Resumidamente, o inventário é um documento que formaliza a transferência da herança de uma pessoa. Nesse caso, é feito um levantamento detalhado de todos os bens, direitos e dívidas deixados pela pessoa que faleceu. Consequentemente, o patrimônio é analisado para ser partilhado posteriormente entre os herdeiros, seguindo as regras estabelecidas pelo Estado. Esse procedimento é realizado no último local de domicílio da pessoa em um prazo de 60 dias após o falecimento. No entanto, não há sanções específicas para o descumprimento desse prazo.

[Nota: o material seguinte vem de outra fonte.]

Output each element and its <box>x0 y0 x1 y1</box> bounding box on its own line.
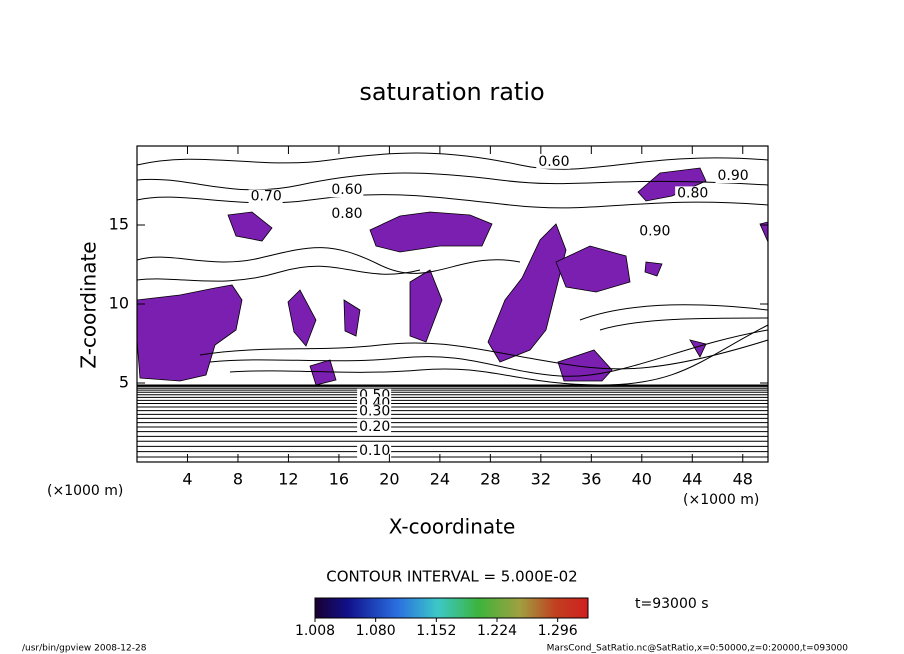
footer-right: MarsCond_SatRatio.nc@SatRatio,x=0:50000,… <box>547 644 849 654</box>
x-tick-label: 28 <box>480 470 500 489</box>
supersaturated-region <box>409 269 443 343</box>
x-tick-label: 36 <box>581 470 601 489</box>
x-tick-label: 32 <box>531 470 551 489</box>
contour-label-bg <box>536 154 571 169</box>
y-axis-label: Z-coordinate <box>77 241 101 368</box>
contour-label-bg <box>357 443 392 458</box>
supersaturated-region <box>287 289 317 347</box>
colorbar-tick-label: 1.224 <box>477 623 517 639</box>
contour-label: 0.80 <box>331 206 362 222</box>
contour-line <box>136 194 769 209</box>
footer-left: /usr/bin/gpview 2008-12-28 <box>22 644 147 654</box>
contour-lines <box>136 152 769 458</box>
contour-line <box>136 172 769 191</box>
colorbar-tick-label: 1.152 <box>416 623 456 639</box>
colorbar-tick-label: 1.080 <box>356 623 396 639</box>
x-tick-label: 44 <box>682 470 702 489</box>
plot-area: 0.600.70 0.600.800.800.900.900.500.400.30… <box>136 152 769 459</box>
supersaturated-region <box>555 245 631 293</box>
contour-label: 0.20 <box>359 419 390 435</box>
supersaturated-region <box>487 223 567 363</box>
contour-label-bg <box>248 189 283 204</box>
contour-line <box>579 304 769 321</box>
contour-label: 0.90 <box>639 223 670 239</box>
colorbar-tick-label: 1.008 <box>295 623 335 639</box>
x-tick-label: 24 <box>430 470 450 489</box>
supersaturated-region <box>136 284 243 382</box>
y-tick-label: 5 <box>119 373 129 392</box>
contour-label-bg <box>357 404 392 419</box>
contour-interval: CONTOUR INTERVAL = 5.000E-02 <box>326 568 577 586</box>
x-tick-label: 4 <box>182 470 192 489</box>
x-unit-left: (×1000 m) <box>47 483 123 499</box>
contour-label: 0.60 <box>331 182 362 198</box>
contour-label-bg <box>675 186 710 201</box>
supersaturated-region <box>689 339 707 358</box>
time-label: t=93000 s <box>635 596 709 612</box>
x-tick-label: 48 <box>733 470 753 489</box>
contour-label: 0.80 <box>677 185 708 201</box>
x-tick-label: 20 <box>379 470 399 489</box>
contour-label-bg <box>637 224 672 239</box>
contour-label-bg <box>329 183 364 198</box>
x-tick-label: 40 <box>632 470 652 489</box>
supersaturated-region <box>637 167 707 202</box>
contour-line <box>136 247 521 274</box>
chart-title: saturation ratio <box>359 78 544 106</box>
x-tick-label: 16 <box>329 470 349 489</box>
contour-line <box>229 324 769 386</box>
contour-label-bg <box>357 420 392 435</box>
contour-line <box>136 265 421 282</box>
colorbar-tick-label: 1.296 <box>538 623 578 639</box>
contour-label: 0.30 <box>359 403 390 419</box>
contour-label: 0.60 <box>538 154 569 170</box>
x-axis-label: X-coordinate <box>389 515 516 539</box>
x-tick-label: 8 <box>233 470 243 489</box>
contour-label: 0.10 <box>359 443 390 459</box>
contour-line <box>199 339 769 370</box>
contour-label-bg <box>329 206 364 221</box>
supersaturated-region <box>343 299 361 337</box>
supersaturated-region <box>557 349 613 382</box>
colorbar <box>314 597 589 619</box>
contour-line <box>136 152 769 170</box>
contour-label: 0.90 <box>718 168 749 184</box>
supersaturated-region <box>227 211 273 242</box>
contour-label: 0.70 <box>251 189 282 205</box>
supersaturated-region <box>309 359 337 386</box>
supersaturated-region <box>369 211 493 253</box>
x-unit-right: (×1000 m) <box>683 492 759 508</box>
contour-label-bg <box>715 169 750 184</box>
x-tick-label: 12 <box>278 470 298 489</box>
supersaturated-region <box>644 261 663 277</box>
contour-line <box>209 329 769 377</box>
y-tick-label: 15 <box>109 215 129 234</box>
y-tick-label: 10 <box>109 294 129 313</box>
contour-line <box>599 317 769 331</box>
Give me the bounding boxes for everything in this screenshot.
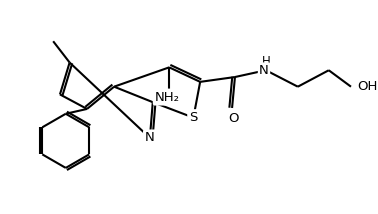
Text: O: O — [229, 112, 239, 125]
Text: H: H — [262, 55, 270, 68]
Text: N: N — [259, 64, 269, 77]
Text: NH₂: NH₂ — [155, 91, 180, 104]
Text: OH: OH — [357, 80, 377, 93]
Text: N: N — [145, 131, 155, 144]
Text: S: S — [189, 111, 198, 124]
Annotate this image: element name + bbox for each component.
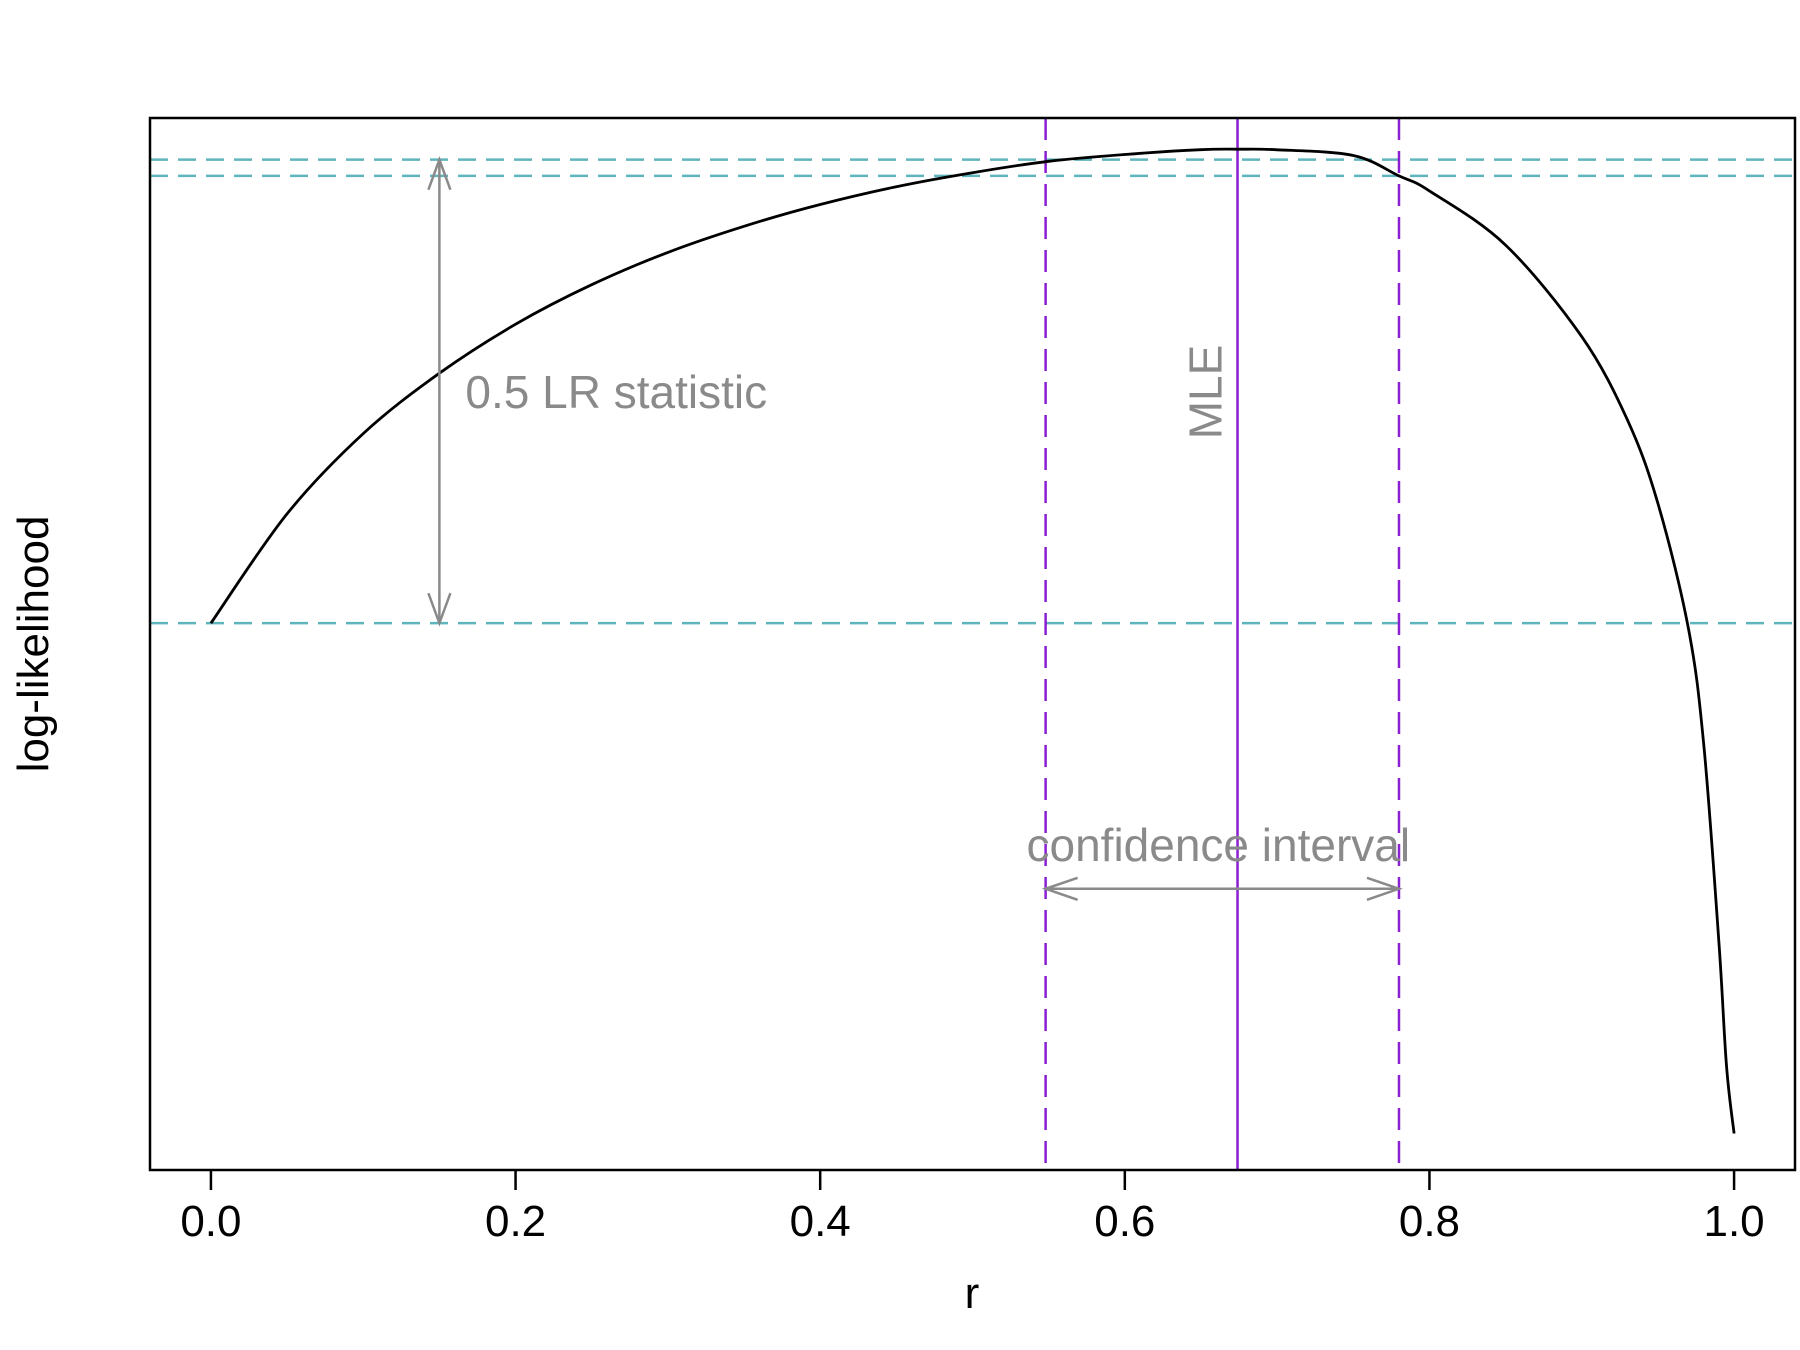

No Brasil, existe a possibilidade de Inventário Judicial e Extrajudicial, ambos com suas particularidades e benefícios. O inventário judicial é a modalidade prevista no Código Civil e Código de Processo Civil para regularizar, através de um processo que tramita no Poder Judiciário, o recebimento e a situação dos bens deixados por uma pessoa falecida. É utilizado em situações em que há herdeiro(a) incapaz ou menor, quando há litígio entre os(as) herdeiros(as) ou quando o(a) falecido(a) deixou declaração de última vontade (testamento). Já o inventário extrajudicial é realizado diretamente em cartório com a presença de advogados(as) ou defensores(as) públicos(as). Nessa modalidade não deve haver testamento e os(as) herdeiros(as) legítimos(as) devem ser maiores de idade, capazes e devem concordar entre si.
O(a) falecido(a) deixa dívidas?
Você com certeza já ouviu falar que não e é por aí mesmo! Quando alguém morre tudo o que possui é considerado patrimônio, tanto os bens positivos quanto os negativos. Os(as) herdeiros(as) não herdam as dívidas e o próprio patrimônio da pessoa paga as contas deixadas. Ou seja, a dívida é até o limite da herança.